I will admit that I don't know. I only think I would probably have decided differently, while not ruling out the possibility that this belief is influenced by the fact that I know what they did not: the consequences resulting from their decisions.
Thus, it appears more relevant to ask myself another question: what would I do if I found myself confronted today with a dilemma similar to those which they had to deal with, not knowing and not being able to know just as they didn't what the ultimate impact of my decision would be.

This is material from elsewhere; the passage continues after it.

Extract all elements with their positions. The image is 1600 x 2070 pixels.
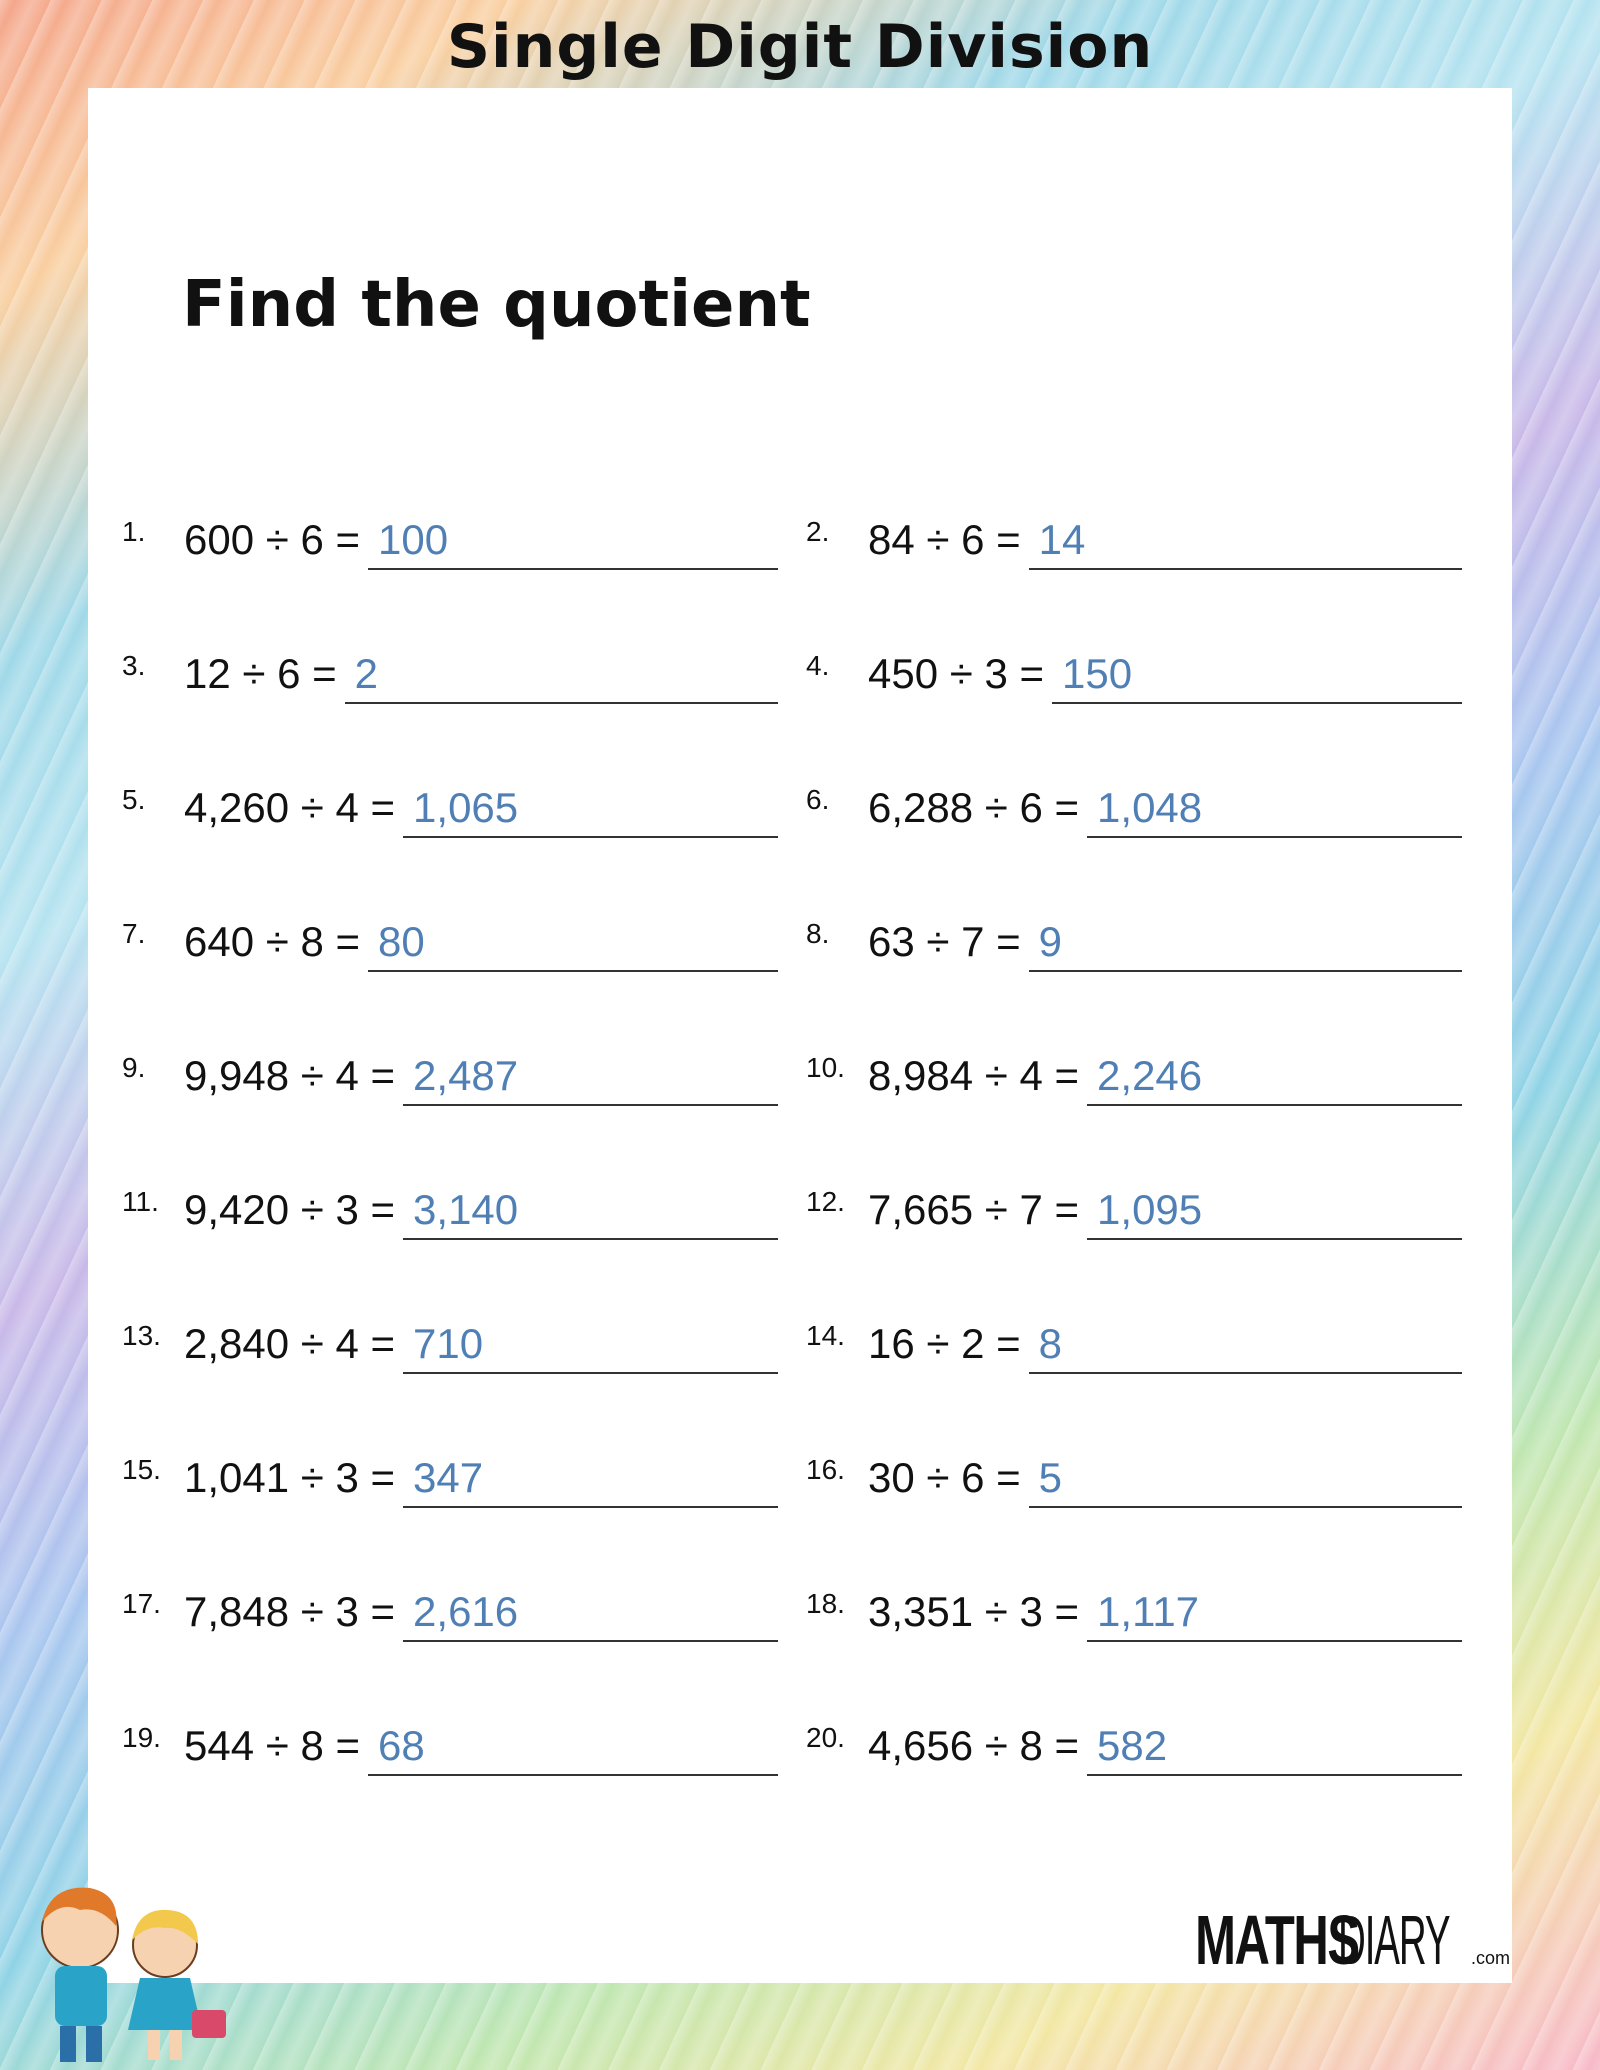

I believe I would try to judge objectively all the relevant aspects, consult with many people who have my full confidence, analyze the whole situation and attempt to make a rational estimate of the different consequences that my action could possibly have. And when, having done all that, I still would not know what to do, I would probably turn to an authority which, while it may not be wholly reliable in the strict sense of the word, has more than once proved to be the most reliable source to me: my conscience, my moral instincts, that part in me which as I see it transcends me.
We all know what qualms of conscience are, the strange and dejecting feeling that we have betrayed something in us, or something above us, that we have sunk into a mire, or soiled ourselves with some ugly dirt, the feeling of having done something which we must constantly justify before someone near us, something in us or someone above us, while suspecting that the more we seek such justification the less convinced we shall be in our own mind that what we did was truly right. This is a state of deep existential distress, a contact with what some philosophers call nothingness. On the other hand, we all know the uplifting state of mind that comes from having decided to do something that does not bring us any visible benefits, but of which we can be certain that it satisfies the requirements we are called upon to meet, through our conscience, by what is called the moral order of the world.
I do not know whether these thoughts will win the applause of politicians. But I can't help it: nothing has convinced me so far that doing what our heart tells us to do is not the best politics of all.
Ladies and gentlemen,
I thank you for the attention with which you have listened to these remarks. Most of all, I thank Catalonia for the prize it has awarded me today. I am happy to receive it together with a man whom I hold in the highest esteem.